/MLOps-TDSP-Template

Quickstart template as a fork on TDSP (https://github.com/Azure/Azure-TDSP-ProjectTemplate), extending the template with a suggested structure for operationalization using Azure. Includes ARM templates as IaC for resource deployment, template build and release pipelines to enable model CI/CD, template code for working with Azure ML.
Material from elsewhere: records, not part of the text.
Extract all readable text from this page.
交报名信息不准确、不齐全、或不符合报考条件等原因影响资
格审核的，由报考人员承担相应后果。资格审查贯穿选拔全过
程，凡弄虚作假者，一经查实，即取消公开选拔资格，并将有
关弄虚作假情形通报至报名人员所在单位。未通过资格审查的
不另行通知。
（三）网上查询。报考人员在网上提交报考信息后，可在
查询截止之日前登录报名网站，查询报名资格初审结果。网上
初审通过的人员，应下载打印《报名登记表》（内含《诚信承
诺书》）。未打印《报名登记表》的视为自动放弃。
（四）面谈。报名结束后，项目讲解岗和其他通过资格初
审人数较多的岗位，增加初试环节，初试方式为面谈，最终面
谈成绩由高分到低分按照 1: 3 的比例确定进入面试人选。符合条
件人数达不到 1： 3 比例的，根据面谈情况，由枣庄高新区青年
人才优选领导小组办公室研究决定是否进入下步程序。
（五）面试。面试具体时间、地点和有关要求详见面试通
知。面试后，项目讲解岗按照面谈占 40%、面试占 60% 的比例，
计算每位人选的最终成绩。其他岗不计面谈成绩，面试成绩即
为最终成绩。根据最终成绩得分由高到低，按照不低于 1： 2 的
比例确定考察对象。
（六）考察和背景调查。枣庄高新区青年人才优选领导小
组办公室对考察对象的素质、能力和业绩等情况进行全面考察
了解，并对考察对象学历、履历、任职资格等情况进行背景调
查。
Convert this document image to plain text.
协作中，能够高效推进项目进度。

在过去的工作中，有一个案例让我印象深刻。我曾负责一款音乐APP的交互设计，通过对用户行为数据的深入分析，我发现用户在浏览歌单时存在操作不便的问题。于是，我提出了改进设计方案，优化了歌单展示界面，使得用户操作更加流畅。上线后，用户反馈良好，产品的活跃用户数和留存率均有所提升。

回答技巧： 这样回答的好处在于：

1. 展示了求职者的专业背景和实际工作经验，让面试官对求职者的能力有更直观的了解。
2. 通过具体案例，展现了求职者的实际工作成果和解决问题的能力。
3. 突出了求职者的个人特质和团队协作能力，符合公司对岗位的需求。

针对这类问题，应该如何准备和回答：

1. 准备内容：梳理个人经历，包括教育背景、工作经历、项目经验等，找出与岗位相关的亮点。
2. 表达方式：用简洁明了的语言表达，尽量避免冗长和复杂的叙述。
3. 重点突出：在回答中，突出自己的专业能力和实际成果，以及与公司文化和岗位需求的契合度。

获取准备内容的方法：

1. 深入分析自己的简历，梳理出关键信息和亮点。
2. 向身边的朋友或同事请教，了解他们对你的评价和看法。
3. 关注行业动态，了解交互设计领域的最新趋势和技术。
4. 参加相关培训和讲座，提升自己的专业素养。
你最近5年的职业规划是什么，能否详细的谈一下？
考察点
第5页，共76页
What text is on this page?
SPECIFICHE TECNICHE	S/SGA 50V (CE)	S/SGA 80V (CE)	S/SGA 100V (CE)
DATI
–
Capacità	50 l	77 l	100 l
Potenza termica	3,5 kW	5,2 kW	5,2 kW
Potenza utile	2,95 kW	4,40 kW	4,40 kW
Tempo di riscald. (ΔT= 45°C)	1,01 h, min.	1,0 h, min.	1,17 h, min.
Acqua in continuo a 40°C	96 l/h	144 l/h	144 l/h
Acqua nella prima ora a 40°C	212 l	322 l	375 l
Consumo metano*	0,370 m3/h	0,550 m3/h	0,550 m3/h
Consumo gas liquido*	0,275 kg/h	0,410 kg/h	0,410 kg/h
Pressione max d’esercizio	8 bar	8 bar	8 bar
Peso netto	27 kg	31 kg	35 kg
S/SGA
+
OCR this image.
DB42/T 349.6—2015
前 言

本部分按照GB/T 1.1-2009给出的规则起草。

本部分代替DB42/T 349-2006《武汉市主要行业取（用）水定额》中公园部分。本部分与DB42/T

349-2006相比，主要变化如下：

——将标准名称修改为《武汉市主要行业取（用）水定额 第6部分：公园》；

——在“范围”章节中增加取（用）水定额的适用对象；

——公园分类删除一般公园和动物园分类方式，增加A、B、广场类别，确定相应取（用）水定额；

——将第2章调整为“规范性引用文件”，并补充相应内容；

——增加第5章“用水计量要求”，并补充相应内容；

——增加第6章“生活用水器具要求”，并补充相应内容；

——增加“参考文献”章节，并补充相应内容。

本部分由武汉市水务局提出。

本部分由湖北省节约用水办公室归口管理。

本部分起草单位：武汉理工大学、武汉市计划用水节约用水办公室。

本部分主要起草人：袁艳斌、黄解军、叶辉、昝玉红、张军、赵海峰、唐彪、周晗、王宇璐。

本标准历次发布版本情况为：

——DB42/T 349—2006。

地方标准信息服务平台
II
Primary LanguagePythonCreative Commons Attribution 4.0 InternationalCC-BY-4.0

MLOps Quickstart Template

This repo provides a quickstarter template as a fork on TDSP (https://github.com/Azure/Azure-TDSP-ProjectTemplate), extending the template with a suggested structure for operationalization using Azure. The current code base includes ARM templates as IaC for resource deployment, template build and release pipelines to enable ML model CI/CD, template code for working with Azure ML.

How to get started

  • Clone this repo
  • Make sure you have an Azure Subscription set up.
  • Make sure you have an Azure DevOps instance set up.
  • Import the build and release definitions ('Code'>'Operationalization'>'build_and_release') into Azure DevOps pipelines.
  • Update the build and release definitions to use your credentials i.e. Azure subscription.
  • Create an initial commit.
  • If everything is set up correctly, Azure DevOps will provision your Azure Resources as triggered by the CI.
  • Use the Azure CLI ML Extension (az ml project attach command) or Azure ML SDK to configure your local workspace to use the created Azure ML workspace.
  • Run Code/Modeling/train_submit to run your first AzureML experiment on remote compute.